Marsworth retreated, and Hester, who had seen the little incident, whispered indignantly in her cousin's ear--
'Cicely!--you are a wicked little wretch!'
But Cicely only laughed, and her feather made defiant nods and flourishes all the way downstairs.
'Come along Marsworth, my boy,' said Farrell when the good-byes were said, and Hester stood watching their departure, while Cicely chattered from the motor, where she sat wrapped in furs against a rising east wind. 'Outside--or inside?' He pointed to the car.
'Outside, thank you,' said Marsworth, with decision. He promptly took his place beside the chauffeur, and Farrell and his sister were left to each other's company. Farrell had seldom known his companion more cross and provoking than she was during the long motor ride home; and on their arrival at Carton she jumped out of the car, and with barely a nod to Marsworth, vanished into the house.
* * * * *
Meanwhile Nelly had let Hester install her on the Carton couch, and lay there well shawled, beside the window, her delicate face turned to the lake and the mountains. Bridget was unpacking, and Hester was just departing to her own house. Nelly could hardly let her go. For a month now, Hester had been with her at Torquay, while Bridget was pursuing some fresh 'work' in London. And Nelly's desolate heart had found both calm and bracing in Hester's tenderness. For the plain shapeless spinster was one of those rare beings who in the Lampadephoria of life, hand on the Lamp of Love, pure and undefiled, as they received it from men and women, like themselves, now dead.

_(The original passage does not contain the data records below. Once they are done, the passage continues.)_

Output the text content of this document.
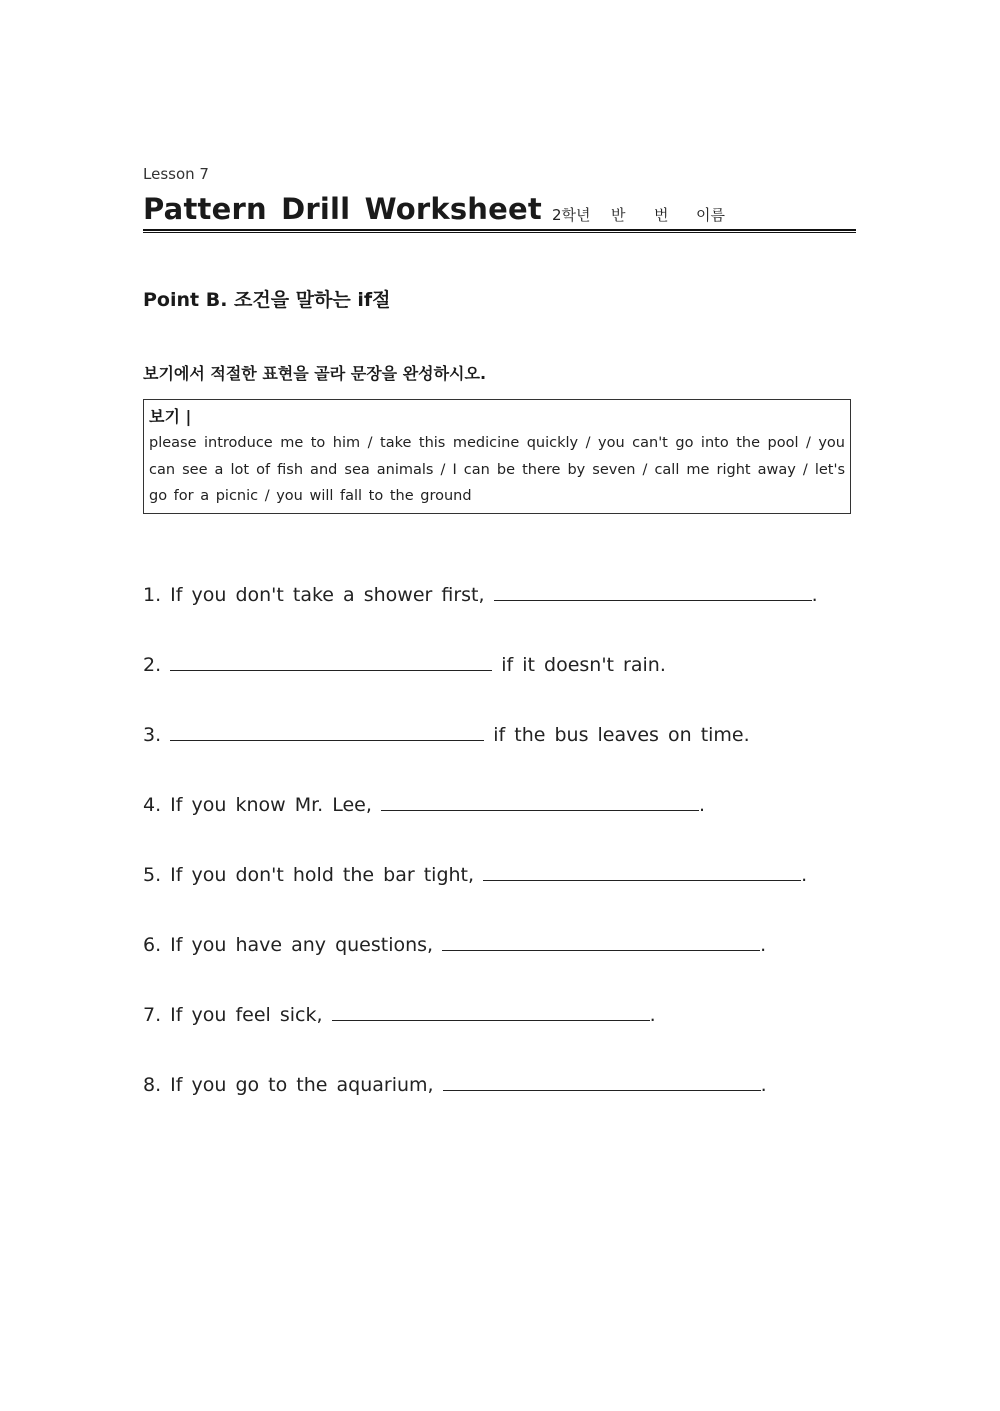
Lesson 7
Pattern Drill Worksheet 2학년	반	번	이름
Point B. 조건을 말하는 if절
보기에서 적절한 표현을 골라 문장을 완성하시오.
보기 |
please introduce me to him / take this medicine quickly / you can't go into the pool / you can see a lot of fish and sea animals / I can be there by seven / call me right away / let's go for a picnic / you will fall to the ground
1. If you don't take a shower first,	.
2.	if it doesn't rain.
3.	if the bus leaves on time.
4. If you know Mr. Lee,	.
5. If you don't hold the bar tight,	.
6. If you have any questions,	.
7. If you feel sick,	.
8. If you go to the aquarium,	.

But Hester went at last, and Nelly was alone. The lake lay steeped in a rich twilight, into which the stars were rising. The purple breast of Silver How across the water breathed of shelter, of rest, of things ineffable. Nelly's eyes were full of tears, and her hands clasped on her breast scarcely kept down the sobbing. There, under the hands, was the letter which George had written to her, the night before he left her. She had been told of its existence within a few days of his disappearance; and though she longed for it, a stubborn instinct had bade her refuse to have it, refuse to open it. 'No!--I was only to open it, if George was dead. And he is not dead!' And as time went on, it had seemed to her for months, as if to open it, would be in some mysterious way to seal his fate. But at last she had sent for it--at last she had read it--with bitter tears.
She would wear no black for him--her lost lover. She told herself to hope still. But she was, in truth, beginning to despair. And into her veins, all unconsciously, as into those of the old brown earth, the tides of youth, the will to live, were slowly, slowly, surging back.